Game Link: https://oftheoldschool.com/beta/

The proliferation of AI tools has drastically changed a lot of what I took for granted about software development. I have an active dislike for AI generated music and art, and am conflicted about its use as a tool given the potential for eradicating livelihoods and the environmental and social costs of its mass deployment.

Whether it’s a bubble and to what extent it shapes the future remains to be seen, but it’s here now and despite my reservations I’ve experimented with it and I can say that it’s been a capable research tool for personal projects and I’m strongly encouraged to use it as a tool day to day at work. Given this, I wondered what would happen if I tried vibe coding a game and spent a couple of evenings and a whole bunch of Claude tokens writing a small game concept. I treated it as though it were implementing the choices I would have made but that would have taken me a long time to research and code.

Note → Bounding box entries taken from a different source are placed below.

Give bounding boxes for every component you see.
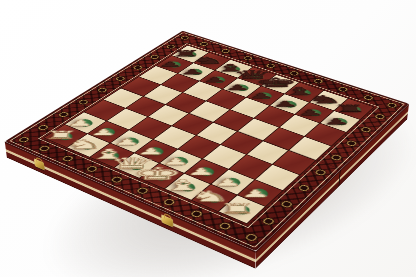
piece-white-pawn-g2[interactable]: ♟	[197, 177, 259, 187]
chess-set-photo: ♜♞♝♛♚♝♞♜♟♟♟♟♟♟♟♟♟♟♟♟♟♟♟♟♜♞♝♛♚♝♞♜	[0, 0, 416, 277]
square-f3[interactable]	[203, 145, 245, 169]
square-f2[interactable]: ♟	[185, 159, 228, 184]
felt-base	[203, 192, 225, 205]
brass-clasp[interactable]	[162, 214, 174, 227]
felt-base	[145, 146, 165, 157]
square-g3[interactable]	[229, 155, 271, 179]
fold-seam-side	[338, 169, 340, 187]
felt-base	[151, 170, 172, 182]
felt-base	[196, 166, 217, 178]
square-g2[interactable]: ♟	[211, 169, 255, 194]
square-c2[interactable]: ♟	[111, 130, 153, 152]
brass-clasp[interactable]	[34, 158, 45, 170]
felt-base	[222, 176, 243, 188]
felt-base	[176, 181, 197, 193]
felt-base	[126, 160, 147, 171]
felt-base	[101, 150, 122, 161]
felt-base	[231, 203, 253, 216]
piece-white-pawn-f2[interactable]: ♟	[171, 167, 232, 177]
square-g5[interactable]	[264, 128, 304, 150]
scene: ♜♞♝♛♚♝♞♜♟♟♟♟♟♟♟♟♟♟♟♟♟♟♟♟♜♞♝♛♚♝♞♜	[68, 0, 358, 267]
piece-white-pawn-d2[interactable]: ♟	[121, 147, 181, 156]
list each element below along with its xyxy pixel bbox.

The project is written in Typescript and uses Three.js to drive the 3D engine and I directed Claude to implement space scenes in a similar way to what I’ve done manually with my hand written graphics projects. I learned Three.js also has sound generation built in and Claude was able to create sound effects and could even add music with the chord progressions and drums beats I gave it. I was able to quickly get it to add a service worker so the game works in a browser offline.

The gameplay is very simple - the player controls a hovering spaceship that tears across a planet destroying as many “Icos” (so named because they use an Icosahedron mesh) as possible within 30 seconds either with spherical projectile or by crashing into them.

Three.js provides a lot of things that are plug and play like post processing fillers but even so many of the things that took me weeks or months to research and code for previous projects, took minutes with AI. It’s true this is greenfield and there was a great deal of iterating to get it right, but nonetheless I was very impressed by what I could create with natural language in such a short space of time.

There was a certain thrill in getting this project to work so quickly, but I didn’t have fun in the same way that I do when I create something by myself. So while I don’t think I would use the vibe coding approach on other personal projects, it has demonstrated that it can be a powerful augmentation for domain expertise.